We have asked people along the way how we’ll know we are in the “outback” and nobody has provided us with anything like a clear definition. The other day one chap said “Well, it’s not an exact science is it mate? It’s where the bitumen ends and nobody lives unless that have to”. The last part of the answer clearly had a racist overtone; only indigenous aboriginal people (blackfellas) “have to” live there. But the young lady running the William Creek Hotel also said it was for people “who couldn’t function in cities”; misfits who find their way here like her, “home is my car really, and I’ll move on when it gets too hot”. That day is approaching fast.
One thing is certain, if the outback is a physical definition, we are clearly in it now. We left the beauty of the hills and creeks and gum trees in the Flinders Ranges and headed north to Marree and along the Oodnadatta Track to William Creek, along the southern edge of Lake Eyre; the lowest point in Australia where the rains from Queensland come a thousand miles to evaporate and die.
Marree is the turn off to the Birdsville Track and was once a settlement for Afghans who came to run the camel trains. We met a few locals at lunch and one claimed he had Afghan blood. There are the remains of an old mosque and there is a camel festival and race every year.
The Oodnadatta Track is more or less the route of the old railway line and the Overland Telegraph Line to Darwin that was surveyed by the explorer John McDouall Stuart in 1861, and has been a major aboriginal trade and dreaming route for millennia. Coming north to Marree out of the Flinders the vegetation disappears and, leaving Marree, you step into a whole nother world of emptiness; occasional glimpses of Lake Eyre which was wet for a couple of months this year but is now a glimmering white sheet of salt. In 1964 Malcolm Campbell came here to Madigan Gulf and ran Bluebird across the salt at 403 mph for a new land speed record. These efforts are now on more accessible lake beds.

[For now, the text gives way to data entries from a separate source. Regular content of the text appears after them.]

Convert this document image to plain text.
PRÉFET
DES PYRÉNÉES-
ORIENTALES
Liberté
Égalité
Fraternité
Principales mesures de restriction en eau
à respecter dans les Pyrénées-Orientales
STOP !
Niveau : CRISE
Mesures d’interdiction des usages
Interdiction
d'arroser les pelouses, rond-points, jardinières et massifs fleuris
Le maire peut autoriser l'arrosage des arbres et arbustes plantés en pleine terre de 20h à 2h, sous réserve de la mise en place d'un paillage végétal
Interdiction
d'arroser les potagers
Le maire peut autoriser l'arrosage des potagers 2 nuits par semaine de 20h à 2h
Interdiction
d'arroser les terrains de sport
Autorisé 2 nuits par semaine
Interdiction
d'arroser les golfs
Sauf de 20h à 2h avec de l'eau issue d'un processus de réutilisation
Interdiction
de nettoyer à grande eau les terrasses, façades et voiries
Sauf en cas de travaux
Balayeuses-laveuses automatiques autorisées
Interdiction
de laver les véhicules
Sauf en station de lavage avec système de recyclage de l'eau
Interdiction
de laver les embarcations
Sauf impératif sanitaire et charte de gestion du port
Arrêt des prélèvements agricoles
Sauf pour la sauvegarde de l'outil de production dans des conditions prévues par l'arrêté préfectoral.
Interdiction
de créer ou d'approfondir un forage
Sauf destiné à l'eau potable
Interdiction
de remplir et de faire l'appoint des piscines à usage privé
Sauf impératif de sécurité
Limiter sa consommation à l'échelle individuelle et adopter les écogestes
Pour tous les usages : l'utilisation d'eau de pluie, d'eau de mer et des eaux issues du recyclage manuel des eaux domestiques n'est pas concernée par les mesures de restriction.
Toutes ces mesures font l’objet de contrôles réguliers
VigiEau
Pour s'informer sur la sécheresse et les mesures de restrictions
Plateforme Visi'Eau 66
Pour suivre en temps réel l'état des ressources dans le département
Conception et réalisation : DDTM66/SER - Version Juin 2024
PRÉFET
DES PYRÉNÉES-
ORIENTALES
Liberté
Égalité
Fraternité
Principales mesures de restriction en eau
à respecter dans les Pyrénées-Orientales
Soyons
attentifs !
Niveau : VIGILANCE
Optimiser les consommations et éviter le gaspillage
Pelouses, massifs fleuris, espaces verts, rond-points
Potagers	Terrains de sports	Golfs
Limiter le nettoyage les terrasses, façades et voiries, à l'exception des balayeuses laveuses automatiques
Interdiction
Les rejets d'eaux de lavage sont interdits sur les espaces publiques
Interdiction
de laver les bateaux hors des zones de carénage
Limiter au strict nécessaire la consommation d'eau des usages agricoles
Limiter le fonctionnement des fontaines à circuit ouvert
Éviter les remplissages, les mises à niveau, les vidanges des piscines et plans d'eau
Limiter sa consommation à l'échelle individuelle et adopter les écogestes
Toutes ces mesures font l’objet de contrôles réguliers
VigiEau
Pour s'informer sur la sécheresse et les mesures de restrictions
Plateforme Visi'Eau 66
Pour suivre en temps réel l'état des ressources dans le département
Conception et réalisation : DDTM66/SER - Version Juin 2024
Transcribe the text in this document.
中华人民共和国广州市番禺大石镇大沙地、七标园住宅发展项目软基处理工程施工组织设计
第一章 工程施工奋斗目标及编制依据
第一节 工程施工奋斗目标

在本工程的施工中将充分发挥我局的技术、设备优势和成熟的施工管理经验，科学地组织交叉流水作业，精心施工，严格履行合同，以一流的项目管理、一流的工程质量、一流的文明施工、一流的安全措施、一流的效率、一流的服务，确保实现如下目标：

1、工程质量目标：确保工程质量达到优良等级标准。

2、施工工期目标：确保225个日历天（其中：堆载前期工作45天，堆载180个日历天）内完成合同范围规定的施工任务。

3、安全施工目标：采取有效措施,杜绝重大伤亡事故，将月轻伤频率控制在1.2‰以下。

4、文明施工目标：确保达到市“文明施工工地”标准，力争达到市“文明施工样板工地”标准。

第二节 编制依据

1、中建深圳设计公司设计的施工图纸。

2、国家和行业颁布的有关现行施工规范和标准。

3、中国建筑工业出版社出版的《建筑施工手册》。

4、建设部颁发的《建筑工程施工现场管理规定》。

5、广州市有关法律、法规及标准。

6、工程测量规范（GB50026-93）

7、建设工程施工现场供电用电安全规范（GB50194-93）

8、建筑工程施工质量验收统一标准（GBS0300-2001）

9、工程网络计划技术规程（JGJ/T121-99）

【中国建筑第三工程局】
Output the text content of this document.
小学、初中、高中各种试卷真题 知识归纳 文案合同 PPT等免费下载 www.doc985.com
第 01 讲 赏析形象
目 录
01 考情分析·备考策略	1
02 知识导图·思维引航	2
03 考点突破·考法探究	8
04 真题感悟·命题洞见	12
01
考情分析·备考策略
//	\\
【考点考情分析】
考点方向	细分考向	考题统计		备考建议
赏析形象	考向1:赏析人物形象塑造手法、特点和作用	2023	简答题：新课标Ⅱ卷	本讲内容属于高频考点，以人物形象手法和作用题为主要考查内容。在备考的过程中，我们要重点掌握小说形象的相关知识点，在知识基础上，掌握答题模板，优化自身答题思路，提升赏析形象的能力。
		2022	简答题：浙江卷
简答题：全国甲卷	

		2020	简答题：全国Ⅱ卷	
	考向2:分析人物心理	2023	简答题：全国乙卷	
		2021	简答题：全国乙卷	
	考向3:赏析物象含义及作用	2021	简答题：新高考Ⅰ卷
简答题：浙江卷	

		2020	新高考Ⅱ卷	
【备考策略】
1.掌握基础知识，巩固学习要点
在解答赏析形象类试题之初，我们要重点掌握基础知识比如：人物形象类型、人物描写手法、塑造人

From here it is nothing followed by nothing by nothing for 200km to William Creek.
William Creek is in the middle of the Anna Creek Station, the world’s largest working cattle station. This station is over 9,000 square miles (7 million acres) with around 18,000 cattle in a good year but in drought conditions we have not seen a single creature but flocks of parakeets.
We feel like we have arrived in the middle of the country but we are not even close – it is still another 1,000 Km to Uluru (Ayer’s Rock) and we are not going that far.